冷却ファン制御回路としては、さまざまな方法が考えられます。リモート温度センサーの中には、最大5チャネルのセンサーを持ち、高速チップのダイ温度を測定し、温度データをマイクロコントローラに送ることができるものも少なくありません。ファンタコメータのモニタリングが可能なマルチチャネルファン速度レギュレータで、外部マイクロコントローラからのコマンドに応じて、ファンRPMや電源電圧を高い信頼性で制御することが可能になります。シンプルで低コストな形式がよければ、温度検出と自動冷却ファン制御が一つのパッケージに収められたICもあります。センサー/コントローラはクロックスロットリングやシステムシャットダウンに使える過昇温度検出機能を持つものが多く、過熱による高速チップの破壊を防止することができます。

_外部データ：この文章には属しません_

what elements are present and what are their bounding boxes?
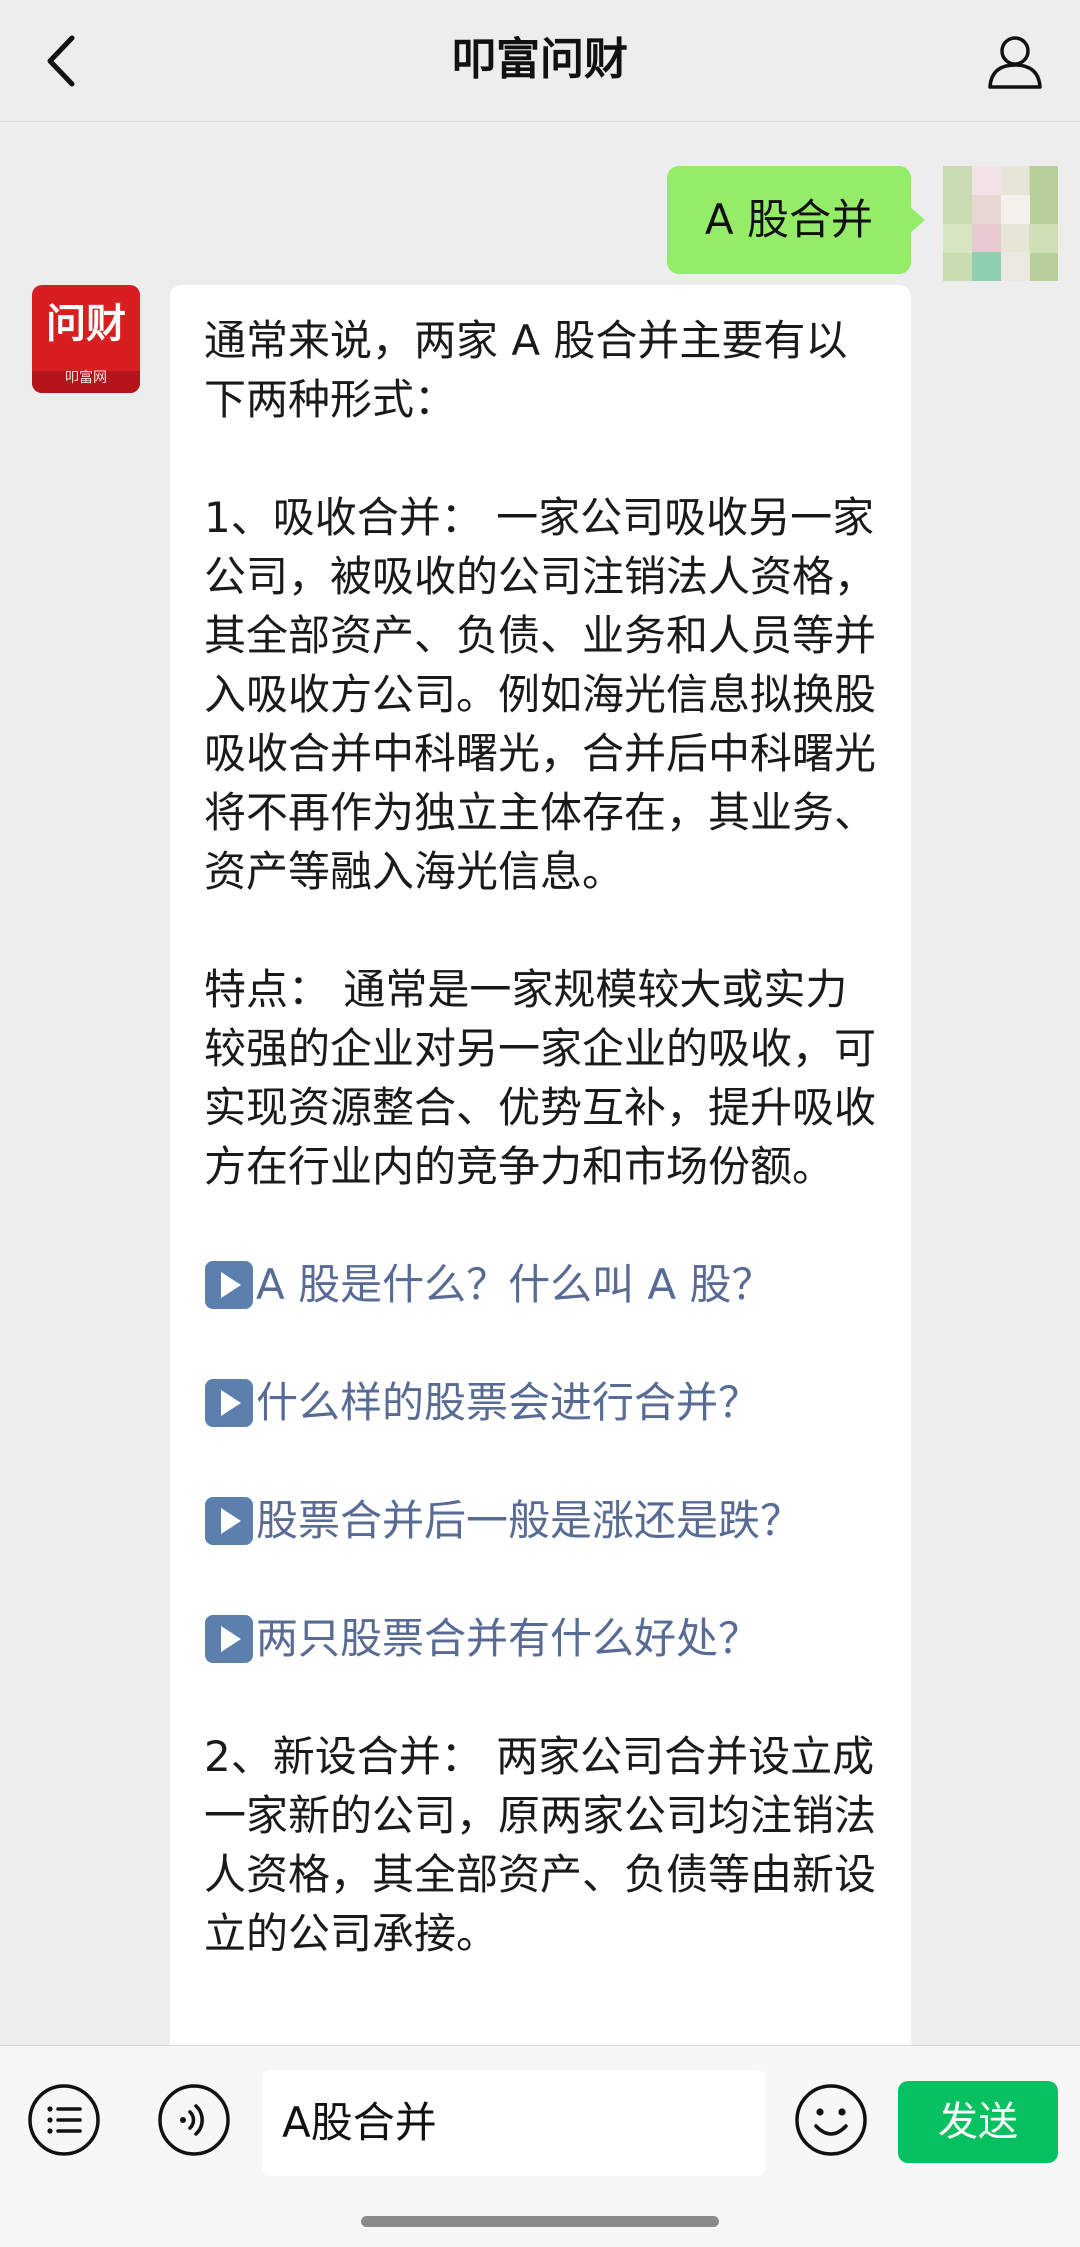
related-question-text: 什么样的股票会进行合并？ (256, 1378, 761, 1427)
bot-paragraph: 通常来说，两家 A 股合并主要有以下两种形式： (204, 316, 848, 424)
menu-button[interactable] (25, 2081, 103, 2159)
bot-avatar[interactable]: 问财 叩富网 (32, 285, 140, 393)
list-icon (28, 2084, 100, 2156)
user-icon (988, 36, 1042, 89)
profile-button[interactable] (980, 26, 1050, 96)
nav-bar: 叩富问财 (0, 0, 1080, 122)
bot-paragraph: 1、吸收合并： 一家公司吸收另一家公司，被吸收的公司注销法人资格，其全部资产、负… (204, 493, 877, 896)
voice-button[interactable] (155, 2081, 233, 2159)
input-bar: A股合并 发送 (0, 2045, 1080, 2247)
play-icon (204, 1614, 254, 1664)
related-question-link[interactable]: 什么样的股票会进行合并？ (204, 1373, 877, 1432)
user-avatar[interactable] (943, 166, 1058, 281)
related-question-text: A 股是什么？什么叫 A 股？ (256, 1260, 774, 1309)
page-title: 叩富问财 (452, 34, 628, 85)
chat-area[interactable]: A 股合并 问财 叩富网 通常来说，两家 A 股合并主要有以下两种形式： 1、吸… (0, 122, 1080, 2045)
related-question-text: 两只股票合并有什么好处？ (256, 1614, 761, 1663)
play-icon (204, 1378, 254, 1428)
user-message-row: A 股合并 (22, 144, 1058, 281)
play-icon (204, 1496, 254, 1546)
message-input[interactable]: A股合并 (262, 2070, 765, 2176)
related-question-link[interactable]: 股票合并后一般是涨还是跌？ (204, 1491, 877, 1550)
bot-logo-sub: 叩富网 (65, 370, 107, 386)
play-icon (204, 1260, 254, 1310)
home-indicator[interactable] (361, 2216, 719, 2227)
bot-paragraph: 特点： 通常是一家规模较大或实力较强的企业对另一家企业的吸收，可实现资源整合、优… (204, 965, 877, 1191)
send-button[interactable]: 发送 (898, 2081, 1058, 2163)
bot-message-bubble[interactable]: 通常来说，两家 A 股合并主要有以下两种形式： 1、吸收合并： 一家公司吸收另一… (170, 285, 911, 2045)
related-question-link[interactable]: A 股是什么？什么叫 A 股？ (204, 1255, 877, 1314)
related-question-text: 股票合并后一般是涨还是跌？ (256, 1496, 803, 1545)
emoji-icon (795, 2084, 867, 2156)
emoji-button[interactable] (792, 2081, 870, 2159)
bot-logo-text: 问财 (46, 301, 126, 347)
voice-icon (158, 2084, 230, 2156)
related-question-link[interactable]: 两只股票合并有什么好处？ (204, 1609, 877, 1668)
user-message-bubble[interactable]: A 股合并 (666, 166, 926, 274)
bot-paragraph: 2、新设合并： 两家公司合并设立成一家新的公司，原两家公司均注销法人资格，其全部… (204, 1732, 877, 1958)
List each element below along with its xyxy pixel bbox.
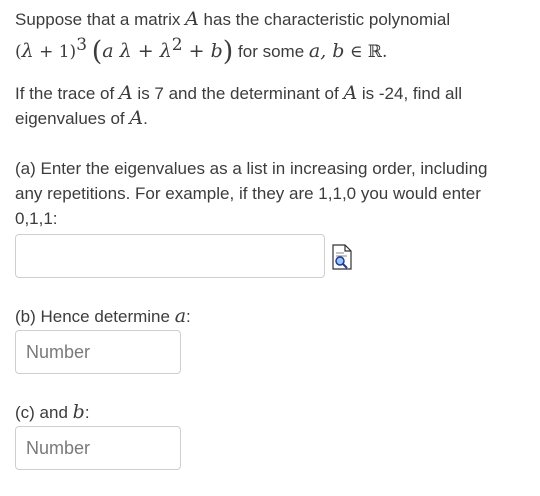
eigenvalues-text: eigenvalues of A.: [15, 107, 148, 129]
trace-determinant-text: If the trace of A is 7 and the determina…: [15, 82, 463, 104]
eigenvalues-input[interactable]: [15, 234, 325, 278]
b-number-input[interactable]: [15, 426, 181, 470]
question-intro: Suppose that a matrix A has the characte…: [15, 8, 451, 30]
magnifier-preview-icon-graphic: [332, 244, 352, 270]
part-c-label: (c) and b:: [15, 401, 90, 423]
characteristic-polynomial: (λ + 1)3 (a λ + λ2 + b) for some a, b ∈ …: [15, 35, 388, 67]
part-b-label: (b) Hence determine a:: [15, 305, 191, 327]
a-number-input[interactable]: [15, 330, 181, 374]
part-a-instructions-3: 0,1,1:: [15, 209, 58, 228]
part-a-instructions-1: (a) Enter the eigenvalues as a list in i…: [15, 159, 488, 178]
magnifier-preview-icon[interactable]: [331, 244, 353, 270]
part-a-instructions-2: any repetitions. For example, if they ar…: [15, 184, 481, 203]
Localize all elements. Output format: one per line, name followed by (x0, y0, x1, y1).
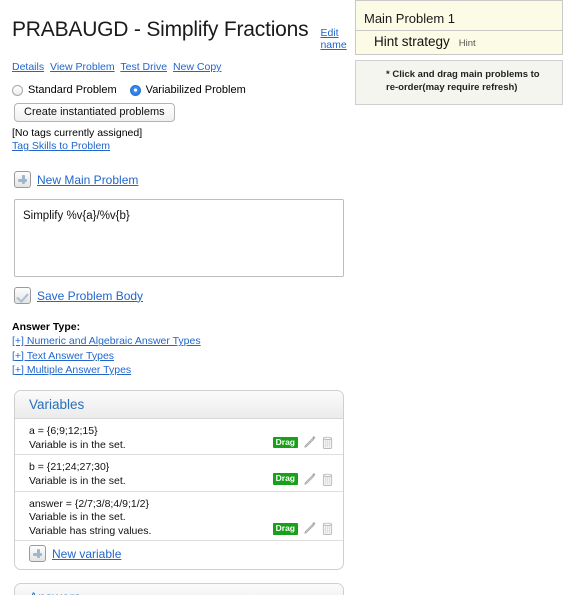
variable-definition: b = {21;24;27;30} (29, 461, 110, 474)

代表的なファン速度制御ICの例を図1、図2、図3にいくつか示します。図1のMAX6620は、外付けパストランジスタを使って最大4つのファン用のDC電源電圧を生成することでファン速度を制御します。MAX6620はタコメータフィードバックを使ってファン速度を選択された値に強制します。図2では、MAX6653は低周波PWM信号でファンの電源を変調することで単一ファンを制御します。MAX6653も温度を検出し、PWMデューティサイクルをこの温度に従って調整します。図3では、温度を測定し、温度に従って最大2つのファンを制御するMAX6639を紹介しています。MAX6639のPWM出力周波数は、25kHzにも高くなることができ、図に示すように4線式のファンを制御することができます。MAX6639は、測定温度の関数としてファンのRPMを制御します。
図1. ここに示すMAX6620は外付けパストランジスタを使った4チャネルリニアファン速度コントローラで、ファンに可変電力を供給します。MAX6620は、ファンからのタコメータ信号を監視し、電源電圧を調整するため、所望のタコメータ周波数が得られます。
図2. PWM出力の温度センサーおよび自動冷却ファン回転スピードコントローラ。冷却ファンの回転スピードは、温度によって自動的に制御されます。クロックスロットリング出力とシステムシャットダウン出力があり、高速チップが破壊温度に達することを防止します。CRIT0ピンとCRIT1ピンを電源側またはグランド側に接続することによって、デフォルトのシャットダウン温度スレッショルドを選択することが可能で、システムソフトウェアがハングアップしてもチップを保護することができます。
図3. 2つの4線式ファンを制御するMAX6639。4線式ファンを制御する際、PWM出力は25kHzの出力周波数になります。MAX6639は温度を2つ測定し、これらの測定温度に従ってファンRPMを制御可能です。